Los congresistas Eric Swalwell (demócrata por California) y Tony Gonzales (republicano por Texas) dimitieron luego de que se impulsara una iniciativa para expulsarlos por las acusaciones en su contra.
Swalwell, quien también abandonó su aspiración a la gobernación de California, negó los señalamientos, aunque pidió disculpas por “errores de juicio”. Gonzales, por su parte, anunció su retiro apelando a motivos personales.
A estos casos se suman investigaciones contra otros legisladores, como Sheila Cherfilus-McCormick y Cory Mills, lo que ha intensificado la presión interna para acelerar los procesos del Comité de Ética de la Cámara de Representantes.
El retorno del Congreso ocurre además en medio del prolongado cierre parcial del Departamento de Seguridad Nacional de Estados Unidos, que permanece sin financiación desde febrero debido al estancamiento entre demócratas y republicanos.

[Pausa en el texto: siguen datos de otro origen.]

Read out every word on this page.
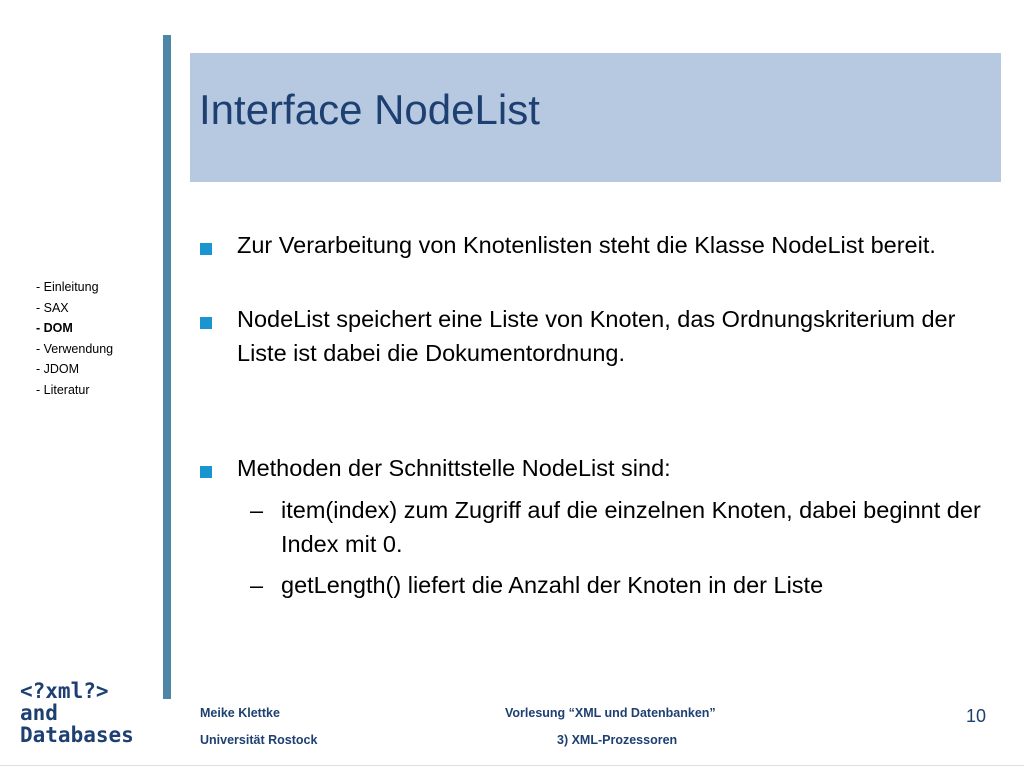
Interface NodeList
- Einleitung
- SAX
- DOM
- Verwendung
- JDOM
- Literatur
Zur Verarbeitung von Knotenlisten steht die Klasse NodeList bereit.
NodeList speichert eine Liste von Knoten, das Ordnungskriterium der Liste ist dabei die Dokumentordnung.
Methoden der Schnittstelle NodeList sind:
– item(index) zum Zugriff auf die einzelnen Knoten, dabei beginnt der Index mit 0.
– getLength() liefert die Anzahl der Knoten in der Liste
Meike Klettke
Universität Rostock
Vorlesung “XML und Datenbanken”
3) XML-Prozessoren
10
<?xml?>
and
Databases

La disputa gira en torno a políticas migratorias impulsadas por el presidente Donald Trump, especialmente tras incidentes relacionados con operativos federales. Mientras los republicanos buscan aumentar los fondos, los demócratas exigen mayores controles sobre las actuaciones de los agentes.
Las negociaciones, en las que también participa la Casa Blanca, no han logrado avances, generando impactos en servicios como la seguridad aeroportuaria.
Otro punto clave en la agenda legislativa es la guerra con Irán. Legisladores demócratas promueven una resolución para limitar las facultades del Ejecutivo en materia militar, argumentando que el Congreso debe tener un rol central en la declaración de conflictos armados.
No obstante, la iniciativa enfrenta dificultades para alcanzar la mayoría necesaria que permita superar un eventual veto presidencial.